BİR antrenör bu tür şeylere karışmamalı. Çünkü onun işi değil. Bu işlerle uğraşmak idarecilerin görevidir. Aslında bu gibi durumlarda federasyonun devreye girmesi gerekir. Bir kulüp futbolcularının parasını ödeyemediği zaman federasyon hemen olaya el koyup paraları kendisi verecek, ondan sonra o parayı söz konusu kulübün naklen yayın, hasılat ve İddaa gelirlerinden kesecek. Bu zor bir iş değil, istersen yapabilirsin.

Esasında bu olay federasyon yönetiminin ne kadar bilinçsiz olduğunun göstergesidir. Federasyon yöneticileri gerçekten Türk futbolunu düşünseler bu tür organizasyonları çoktan yaparlardı. Ama yapmıyorlar, çünkü işlerine gelmiyor. Bu sadece Haluk Ulusoy federasyonuna mahsus bir şey de değil, eskiden beri böyle. Değişeceği de yok. Futbol Federasyonu yöneticileri zannediyorlar ki, onların görevleri; fikstür çekmek, Digitürk’ten gelen naklen yayın paralarını dağıtmak, hakem atamak ve ceza vermek.

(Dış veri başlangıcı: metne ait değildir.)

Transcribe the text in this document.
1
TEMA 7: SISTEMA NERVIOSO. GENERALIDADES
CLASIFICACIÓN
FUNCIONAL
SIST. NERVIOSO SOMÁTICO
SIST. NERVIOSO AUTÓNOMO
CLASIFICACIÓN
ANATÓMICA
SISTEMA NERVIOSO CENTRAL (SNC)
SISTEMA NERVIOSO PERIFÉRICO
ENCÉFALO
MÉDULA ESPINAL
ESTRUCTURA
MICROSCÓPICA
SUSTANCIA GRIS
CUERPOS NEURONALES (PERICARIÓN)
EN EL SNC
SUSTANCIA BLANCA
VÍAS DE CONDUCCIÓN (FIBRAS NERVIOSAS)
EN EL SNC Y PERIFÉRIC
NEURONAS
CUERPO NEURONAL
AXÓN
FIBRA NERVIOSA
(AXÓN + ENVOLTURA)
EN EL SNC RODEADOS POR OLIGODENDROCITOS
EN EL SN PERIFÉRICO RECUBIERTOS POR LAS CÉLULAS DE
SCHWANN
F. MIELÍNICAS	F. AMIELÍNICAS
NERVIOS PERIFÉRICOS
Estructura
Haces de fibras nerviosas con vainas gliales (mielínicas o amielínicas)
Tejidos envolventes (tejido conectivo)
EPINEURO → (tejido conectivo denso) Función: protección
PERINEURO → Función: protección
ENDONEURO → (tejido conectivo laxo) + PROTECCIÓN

Aranan 10 numara  Arda Turan’dır

* G.Saray’dan Arda Turan, F.Bahçe’den Uğur Boral, V.Manisaspor’dan Caner Erkin ve Ankaragücü’nden Emre Güngör, bu sezonun en çok dikkat çeken genç futbolcuları oldular. Siz bunları nasıl görüyorsunuz? Yıldız olabilirler mi?

BU
saydıklarınızın dördü de iyi futbolcular ama yıldız değiller, yıldız olacaklar... Arda’yı sol açıkta oynatmak, onun yıldız olmasına mani olmak demektir. G.Saray’ın aradığı 10 numara Arda’dır. Uğur Boral, sol bekte mükemmel işler yapıyor, F.Bahçe için vazgeçilmez bir futbolcu olacağı kesin ama büyük bir yıldız olamaz.

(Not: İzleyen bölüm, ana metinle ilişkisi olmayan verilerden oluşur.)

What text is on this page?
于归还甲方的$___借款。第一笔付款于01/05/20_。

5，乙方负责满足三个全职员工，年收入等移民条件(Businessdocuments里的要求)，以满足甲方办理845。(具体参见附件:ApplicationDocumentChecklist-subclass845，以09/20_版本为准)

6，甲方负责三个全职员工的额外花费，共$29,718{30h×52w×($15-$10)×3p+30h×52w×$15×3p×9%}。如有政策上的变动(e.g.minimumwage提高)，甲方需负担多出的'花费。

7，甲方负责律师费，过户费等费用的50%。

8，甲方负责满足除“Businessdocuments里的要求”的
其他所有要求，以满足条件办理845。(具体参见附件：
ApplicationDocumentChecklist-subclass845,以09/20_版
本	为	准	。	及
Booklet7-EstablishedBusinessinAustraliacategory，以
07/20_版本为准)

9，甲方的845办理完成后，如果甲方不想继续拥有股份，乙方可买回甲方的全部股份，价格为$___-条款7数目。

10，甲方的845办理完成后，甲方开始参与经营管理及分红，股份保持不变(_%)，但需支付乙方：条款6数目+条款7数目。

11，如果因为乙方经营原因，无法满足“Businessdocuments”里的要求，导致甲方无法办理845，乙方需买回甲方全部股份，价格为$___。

Caner, yetenek yönünden Uğur Boral’dan daha önde görünüyor. Futbol görüşü, top tekniği, fiziğini kullanma becerisi gayet iyi. Rahatlıkla yıldız olabilir. Fakat Caner’in Uğur’a göre çok önemli bir avantaja sahip olduğunu unutmayalım. Caner Vestel Manisa’da forma giydiği için fazla göz önünde değil, dolayısıyla kafaca daha rahat oynuyor. Uğur ise tam tersi. Sürekli göz önünde, ne yapsa olay oluyor. O yaşlardaki bir futbolcu için böyle bir yükün altından kalkmak kolay değil.

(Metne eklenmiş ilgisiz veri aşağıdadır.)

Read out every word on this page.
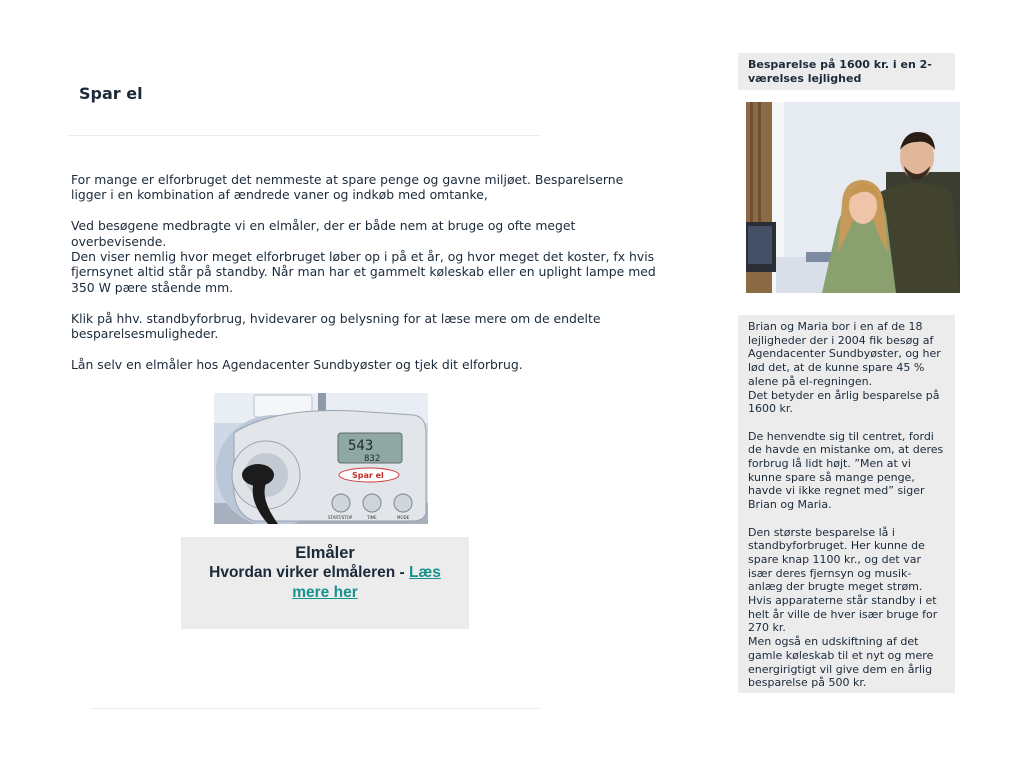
Spar el

For mange er elforbruget det nemmeste at spare penge og gavne miljøet. Besparelserne ligger i en kombination af ændrede vaner og indkøb med omtanke,

Ved besøgene medbragte vi en elmåler, der er både nem at bruge og ofte meget overbevisende.

Den viser nemlig hvor meget elforbruget løber op i på et år, og hvor meget det koster, fx hvis fjernsynet altid står på standby. Når man har et gammelt køleskab eller en uplight lampe med 350 W pære stående mm.

Klik på hhv. standbyforbrug, hvidevarer og belysning for at læse mere om de endelte besparelsesmuligheder.

Lån selv en elmåler hos Agendacenter Sundbyøster og tjek dit elforbrug.

543
832
Spar el
START/STOP	TIME	MODE
Elmåler
Hvordan virker elmåleren - Læs mere her
Besparelse på 1600 kr. i en 2-værelses lejlighed

Brian og Maria bor i en af de 18 lejligheder der i 2004 fik besøg af Agendacenter Sundbyøster, og her lød det, at de kunne spare 45 % alene på el-regningen.

Det betyder en årlig besparelse på 1600 kr.

De henvendte sig til centret, fordi de havde en mistanke om, at deres forbrug lå lidt højt. ”Men at vi kunne spare så mange penge, havde vi ikke regnet med” siger Brian og Maria.

Den største besparelse lå i standbyforbruget. Her kunne de spare knap 1100 kr., og det var især deres fjernsyn og musik-anlæg der brugte meget strøm. Hvis apparaterne står standby i et helt år ville de hver især bruge for 270 kr.

Men også en udskiftning af det gamle køleskab til et nyt og mere energirigtigt vil give dem en årlig besparelse på 500 kr.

Emre Güngör ise çok iyi bir fiziğe sahip, bir defans oyuncusunda bulunması gereken özelliklerin hemen hepsi var. Fakat o da rakipleriyle sürekli didişiyor, sinir harbi yapıyor. Emre eğer yıldız olmak istiyorsa bu huyundan bir an önce vazgeçecek, oyuncu attırmaya çalışmayacak.

Anadolu takımlarının şampiyon olması çok zor

* 3 büyükler dışında bir takımın lig şampiyonu olma şansı nedir?

OLAMAZ
diye bir şey yok, tabii ki olabilir ama Türkiye’nin gerçeklerini gözardı edemeyiz. Anadolu takımlarının 3 büyükler karşısındaki en büyük dezavantajları seyirci ve mali güç. Seyirci, Anadolu takımlarının birbirleriyle oynadığı maçlara gitmiyor. Bu kulüpler sadece Fenerbahçe, Galatasaray ve Beşiktaş ile oynadıkları maçlarda tribünleri doldurabiliyor. Mali güç yönünden de 3 büyükler ile Anadolu takımları arasında kat kat fark var. Dolayısıyla bu şartlarda 3 büyükler dışında bir takımın şampiyon olacağından bahsetmek çok güç. Bunun en güzel örneği Trabzonspor’dur. Onca yatırıma ve emeğe rağmen 22 yıldır şampiyon olamıyorlar.

Ziya Doğan değişmek zorunda

* Trabzonspor Başkanı Nuri Albayrak, alınan kötü sonuçlara rağmen Ziya Doğan’ı takımın başında tutup, ona güvendiğini gösterdi. Sizce Ziya Doğan işleri düzeltebilir mi?


TRABZONSPOR ikinci yarıda tabii ki düzelebilir ama bunun için öncelikle teknik direktör Ziya Doğan’ın futbolculara karşı tutumunu değiştirmesi şart. Daha sıcak, daha babacan ve aile babası gibi davranmalı. Ziya Doğan çok iyi bir teknik direktör olabilir ama bu yapıda giderse işleri düzeltmesi zor.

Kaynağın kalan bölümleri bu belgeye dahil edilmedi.